L’allusion à des « gens » de la FI pointe, entre autres, la députée Danièle Obono, que le journal d’extrême droite, Valeurs actuelles, a, en août dernier, odieusement dépeinte, comme une esclave aux mains de Noirs, dans une « fiction » raciste. Elle vise évidemment J.-L.  Mélenchon, qui se voit systématiquement reprocher sa participation à la manifestation de novembre 2019 contre l’islamophobie. Et d’autres militants de la FI, sûrement dûment répertoriés par les services de renseignement, comme doivent l’être beaucoup de militants antiracistes.

Il ne s’agit évidemment pas d’un dérapage : Blanquer n’a pas l’intention de s’excuser de ses propos, bien au contraire, il est parti « en guerre ». D’autres portent des accusations encore plus explicites, comme celles lancées contre une journaliste engagée (Rokhaya Diallo) qui a critiqué la publication des caricatures par Charlie Hebdo, en l’accusant d’avoir « armé le bras des tueurs », sans que cela ne provoque de réactions de la part des journalistes animant le « débat ».

Ce qui est grave et symptomatique, c’est que ces attaques provoquent des divisions au sein même d’organisations qui se disent de gauche, entre ceux qui dénoncent ces attaques ignobles et ceux qui demandent des « éclaircissements » de la part de celles et ceux de leur parti, de leur organisation, qui dénoncent l’islamophobie.

Mais l’accusation va plus loin que celle d’être complaisant vis-à-vis de l’islamisme radical, de favoriser le « communautarisme » qui se conjugue aujourd’hui avec le « séparatisme », selon la terminologie macronienne. C’est l’accusation de vouloir « détruire la République », qui dans l’esprit de ceux qui sont à la manœuvre, est notamment attribuée à ceux qui dénoncent les violences policières dans les quartiers, les comportements racistes de policiers.
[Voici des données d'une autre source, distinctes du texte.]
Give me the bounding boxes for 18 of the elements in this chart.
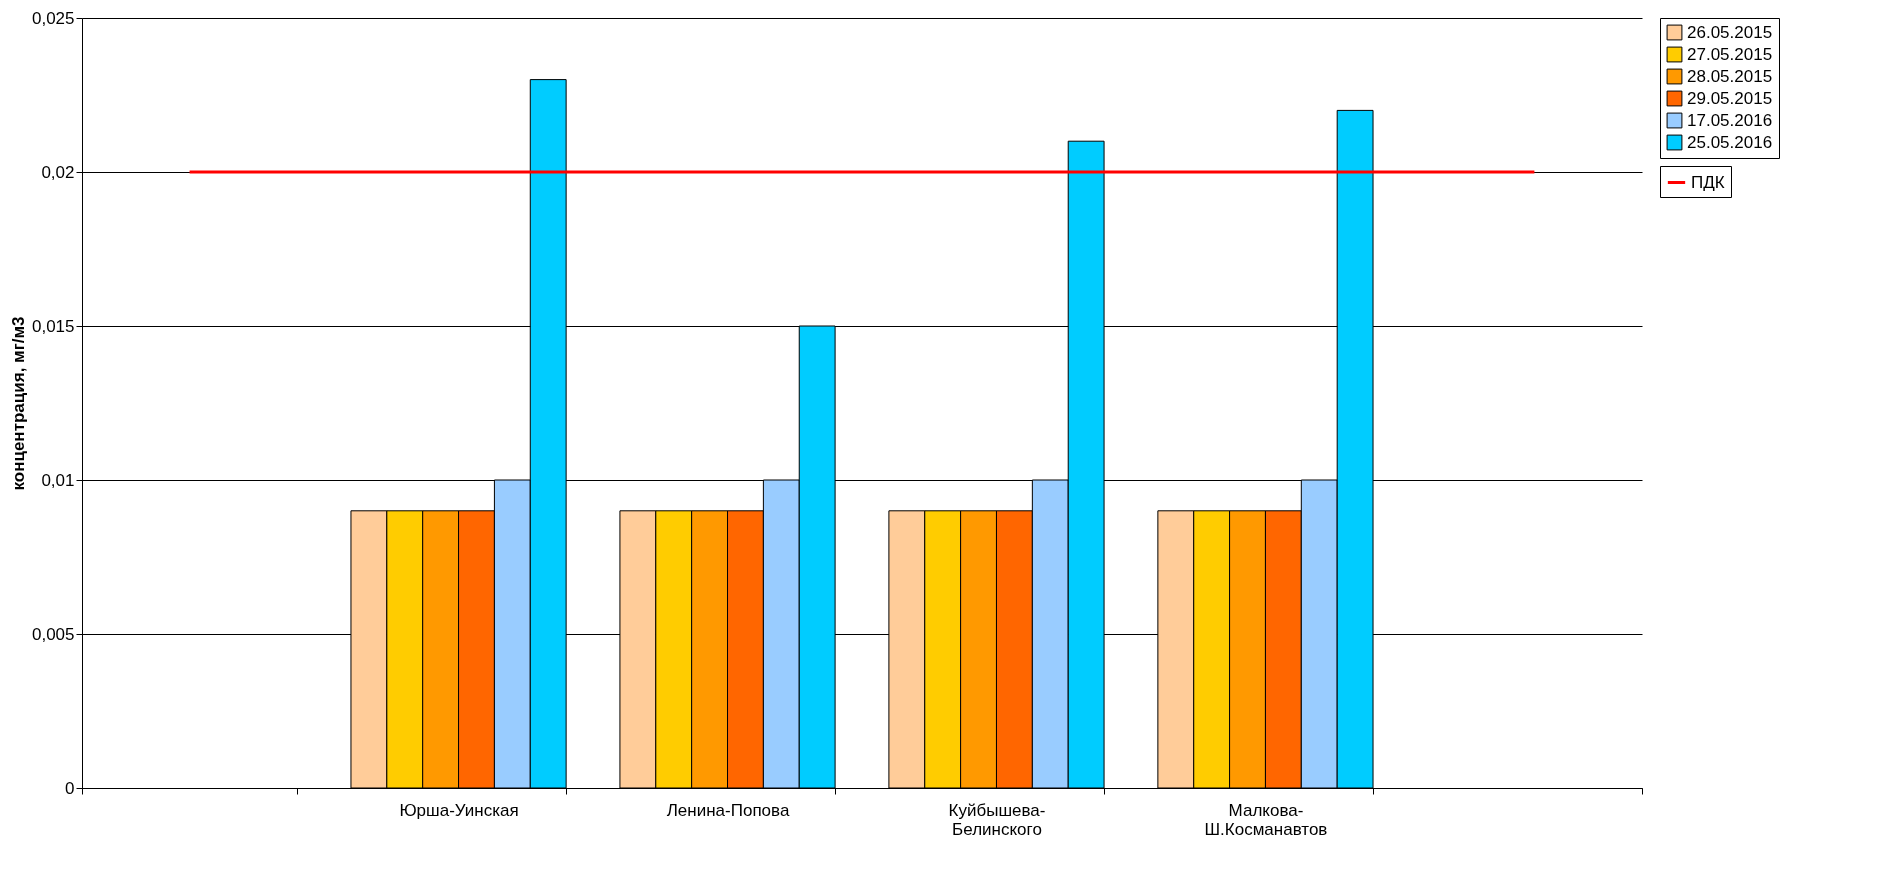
y-tick-label: 0,025 (31, 8, 75, 28)
legend-label: 25.05.2016 (1687, 132, 1773, 152)
legend-label: 29.05.2015 (1687, 88, 1773, 108)
x-tick-label: Юрша-Уинская (399, 800, 519, 820)
y-tick-label: 0,01 (41, 470, 75, 490)
legend-label: 28.05.2015 (1687, 66, 1773, 86)
x-tick-label: Куйбышева-Белинского (948, 800, 1046, 839)
legend-label: ПДК (1691, 172, 1725, 192)
x-tick-label: Ленина-Попова (666, 800, 790, 820)
legend-label: 26.05.2015 (1687, 22, 1773, 42)
legend-label: 27.05.2015 (1687, 44, 1773, 64)
y-tick-label: 0 (65, 778, 75, 798)
y-tick-label: 0,015 (31, 316, 75, 336)
y-axis-title: концентрация, мг/м3 (8, 316, 28, 491)
x-tick-label: Малкова-Ш.Косманавтов (1204, 800, 1328, 839)
y-tick-label: 0,005 (31, 624, 75, 644)
legend-label: 17.05.2016 (1687, 110, 1773, 130)
y-tick-label: 0,02 (41, 162, 75, 182)
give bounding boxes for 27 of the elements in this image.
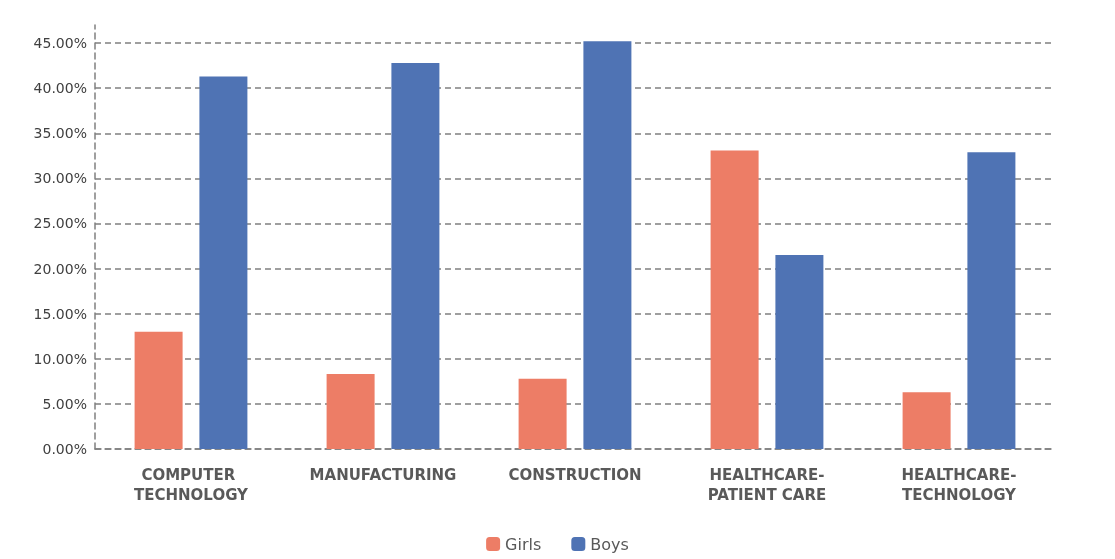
bar bbox=[326, 374, 375, 449]
bar bbox=[583, 41, 632, 449]
y-tick-label: 15.00% bbox=[33, 305, 87, 322]
bar bbox=[391, 62, 440, 449]
y-tick-label: 40.00% bbox=[33, 80, 87, 97]
y-tick-label: 5.00% bbox=[42, 395, 87, 412]
y-tick-label: 35.00% bbox=[33, 125, 87, 142]
x-tick-label: HEALTHCARE-TECHNOLOGY bbox=[901, 466, 1018, 504]
y-tick-label: 10.00% bbox=[33, 350, 87, 367]
bar bbox=[518, 378, 567, 449]
y-tick-label: 25.00% bbox=[33, 215, 87, 232]
bar bbox=[710, 150, 759, 449]
bar bbox=[775, 255, 824, 449]
x-tick-label: HEALTHCARE-PATIENT CARE bbox=[707, 466, 827, 504]
y-tick-label: 20.00% bbox=[33, 260, 87, 277]
legend-label: Boys bbox=[590, 534, 629, 554]
x-tick-label: COMPUTER TECHNOLOGY bbox=[134, 466, 250, 504]
bar bbox=[199, 76, 248, 449]
y-tick-label: 30.00% bbox=[33, 170, 87, 187]
bar bbox=[134, 331, 183, 449]
x-tick-label: MANUFACTURING bbox=[309, 466, 457, 484]
y-tick-label: 0.00% bbox=[42, 441, 87, 457]
x-tick-label: CONSTRUCTION bbox=[508, 466, 642, 484]
bar bbox=[902, 392, 951, 449]
bar bbox=[967, 152, 1016, 449]
y-tick-label: 45.00% bbox=[33, 35, 87, 52]
legend-label: Girls bbox=[505, 534, 542, 554]
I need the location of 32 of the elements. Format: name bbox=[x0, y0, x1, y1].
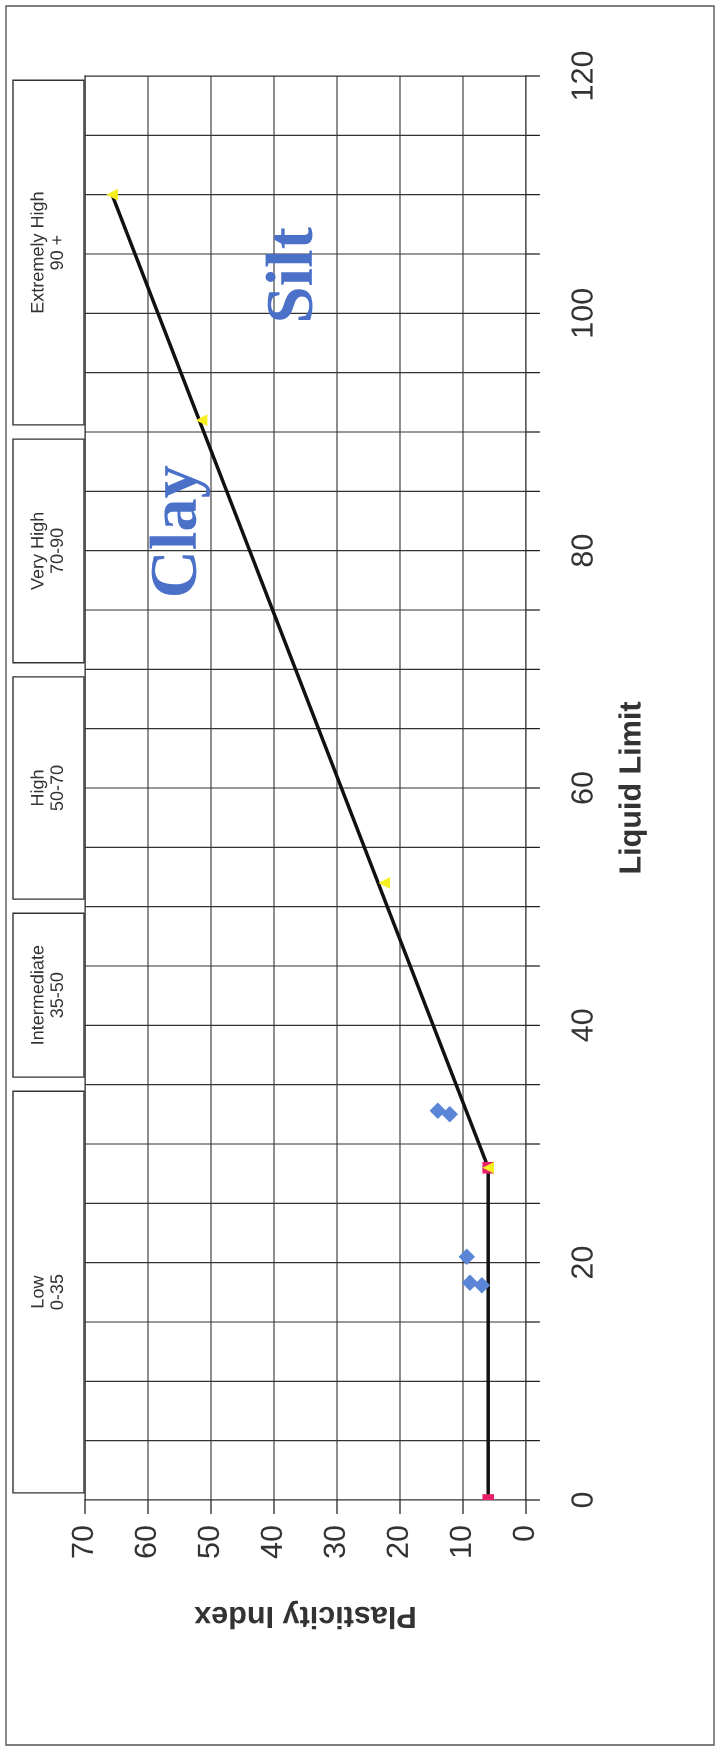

C’est entre autres pour cela qu’est « accolé » le terme de « gauchiste ».

Tout cela se déroule dans le contexte du renforcement de l’Etat policier et la militarisation de l’espace public, permis par l’état d’urgence sanitaire et le renforcement du plan « vigipirate », et des restrictions mises à l’organisation, l’expression de la contestation sociale, les attaques du gouvernement, de la droite et de l’extrême droite qui sont dans la surenchère permanente. Il y a danger et pas seulement à l’université.